Monday April 14 Housing and Economic stories

TOP STORIES:

$1 trillion student loan debt widens US wealth gap - (www.cnbc.com) Every month that Gregory Zbylut pays $1,300 toward his law school loans is another month of not qualifying for a decent mortgage. Every payment toward their student loans is $900 Dr. Nida Degesys and her husband aren't putting in their retirement savings account. They believe they'll eventually climb from debt and begin using their earnings to build assets rather than fill holes. But, like the roughly 37 million others in the U.S. saddled with $1 trillion in student debt, they may never catch up with wealthy peers who began life after college free from the burden. The disparity, experts say, is contributing to the widening of the gap between rich and everyone else in the country.

Brookstone plans bankruptcy filing: Report - (www.cnbc.com) Specialty retailer Brookstone is preparing to file for bankruptcy as early as Sunday with a plan in place to be bought by another specialty retailer, theWall Street Journal reported, citing people familiar with the matter. Spencer Spirit Holdings, which owns the retail chain Spencer's and costume retailer Spirit, has been in discussions with Brookstone for weeks, and both retailers are looking to finalize sale paperwork over the weekend leading up to a bankruptcy filing, the report said. Brookstone could not be contacted by Reuters outside regular U.S. business hours. Brookstone sells products ranging from massage chairs to bathroom slippers and operates more than 300 stores throughout the United States and Puerto Rico.

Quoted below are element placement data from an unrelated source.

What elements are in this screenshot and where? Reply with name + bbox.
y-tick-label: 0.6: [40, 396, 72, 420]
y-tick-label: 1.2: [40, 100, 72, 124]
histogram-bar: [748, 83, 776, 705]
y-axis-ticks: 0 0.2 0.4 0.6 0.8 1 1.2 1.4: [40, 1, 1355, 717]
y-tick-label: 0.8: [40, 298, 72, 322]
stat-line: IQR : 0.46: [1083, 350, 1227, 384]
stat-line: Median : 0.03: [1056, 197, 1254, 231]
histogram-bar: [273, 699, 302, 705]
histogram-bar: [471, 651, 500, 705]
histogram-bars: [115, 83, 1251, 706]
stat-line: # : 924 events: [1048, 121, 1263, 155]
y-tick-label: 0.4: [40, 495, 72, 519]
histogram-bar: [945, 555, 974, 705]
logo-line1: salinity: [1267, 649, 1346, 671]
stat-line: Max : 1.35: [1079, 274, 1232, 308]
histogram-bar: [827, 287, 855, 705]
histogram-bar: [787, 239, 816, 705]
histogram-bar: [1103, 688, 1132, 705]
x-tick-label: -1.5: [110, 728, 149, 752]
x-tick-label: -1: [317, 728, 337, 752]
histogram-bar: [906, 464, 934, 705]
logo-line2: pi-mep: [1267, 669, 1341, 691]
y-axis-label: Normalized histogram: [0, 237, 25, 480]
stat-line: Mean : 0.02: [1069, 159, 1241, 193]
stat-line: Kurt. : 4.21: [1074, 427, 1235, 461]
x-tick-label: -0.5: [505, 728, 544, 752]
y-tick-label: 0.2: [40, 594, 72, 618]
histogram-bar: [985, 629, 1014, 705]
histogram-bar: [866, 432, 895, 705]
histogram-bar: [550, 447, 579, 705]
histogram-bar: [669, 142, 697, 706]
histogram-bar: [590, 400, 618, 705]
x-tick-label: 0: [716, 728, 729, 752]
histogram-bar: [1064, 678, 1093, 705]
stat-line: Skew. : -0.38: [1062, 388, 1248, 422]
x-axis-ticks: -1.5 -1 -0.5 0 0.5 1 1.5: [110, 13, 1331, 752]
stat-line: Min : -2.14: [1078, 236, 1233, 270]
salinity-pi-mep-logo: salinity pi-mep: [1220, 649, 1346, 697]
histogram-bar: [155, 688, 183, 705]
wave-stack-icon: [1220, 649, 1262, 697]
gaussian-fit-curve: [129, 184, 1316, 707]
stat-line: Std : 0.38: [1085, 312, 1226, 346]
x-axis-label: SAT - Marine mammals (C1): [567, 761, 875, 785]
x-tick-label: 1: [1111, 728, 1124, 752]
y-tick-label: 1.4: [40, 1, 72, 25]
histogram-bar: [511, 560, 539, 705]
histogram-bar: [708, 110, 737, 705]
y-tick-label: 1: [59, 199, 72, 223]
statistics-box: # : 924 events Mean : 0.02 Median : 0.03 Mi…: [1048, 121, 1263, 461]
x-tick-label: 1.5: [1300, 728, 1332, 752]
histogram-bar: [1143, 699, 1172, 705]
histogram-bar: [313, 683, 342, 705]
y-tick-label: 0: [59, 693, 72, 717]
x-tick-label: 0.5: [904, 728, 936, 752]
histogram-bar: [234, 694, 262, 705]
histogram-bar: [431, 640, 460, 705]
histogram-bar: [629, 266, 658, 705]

Exclusive: U.S. to require casinos to vet high rollers' funds - sources - (www.reuters.com) U.S. casinos may soon have to vet where their high rollers' funds come from under a requirement being developed by the U.S. Treasury Department, according to two people familiar with the matter. The move is part of a push to address longstanding regulatory and law enforcement concerns that criminals can use casinos, which have not historically been as closely monitored as banks for compliance with anti-money laundering laws, to convert proceeds of crime into money that appears clean. Under current law, casinos are required to report suspicious activity. A customer who used a large sum of cash to buy chips, gambled briefly, and then asked to cash out with a casino check, for example, would likely get reported to authorities.

'Very painful': World heading for bust 'unlike any other', says Jeremy Grantham - (www.smh.com.au) Mr. Grantham -- the cofounder and chief investment strategist at the $US112 billion ($123 billion) Boston-based fund manager GMO --said he wouldn't invest his clients' money in US stocks for at least the next seven years because of the Fed's ''misguided policies''. Mr Grantham has an impeccable track record, having called both the internet bubble and then the US housing bubble. In November he said he believed the US sharemarket could rise another 30 per cent, although he believed it was overvalued, before crashing again.''...  ''Over the next seven years we think the market will have negative returns. The next bust will be unlike any other because the Fed and other central banks around the world have taken on all this leverage that was out there and put it on their balance sheets. We have never had this before.

Pending home sales fall to lowest level since October 2011 - (www.reuters.com) The number of contracts to buy previously-owned U.S. homes fell in February to the lowest level in more than two years, a sign the housing sector has yet to shake off the impact of higher interest rates and a harsh winter. The National Association of Realtors said on Thursday its pending home sales index, based on contracts signed last month, fell 0.8 percent to 93.9 in February. That was the lowest level since October 2011. Interest rates on 30-year fixed-rate mortgages have risen about a percentage point since May, while much of the United States has experienced an unusually cold and snowy winter. Lawrence Yun, chief economist for the realtors group, said the drag from bad weather was likely to reverse itself soon.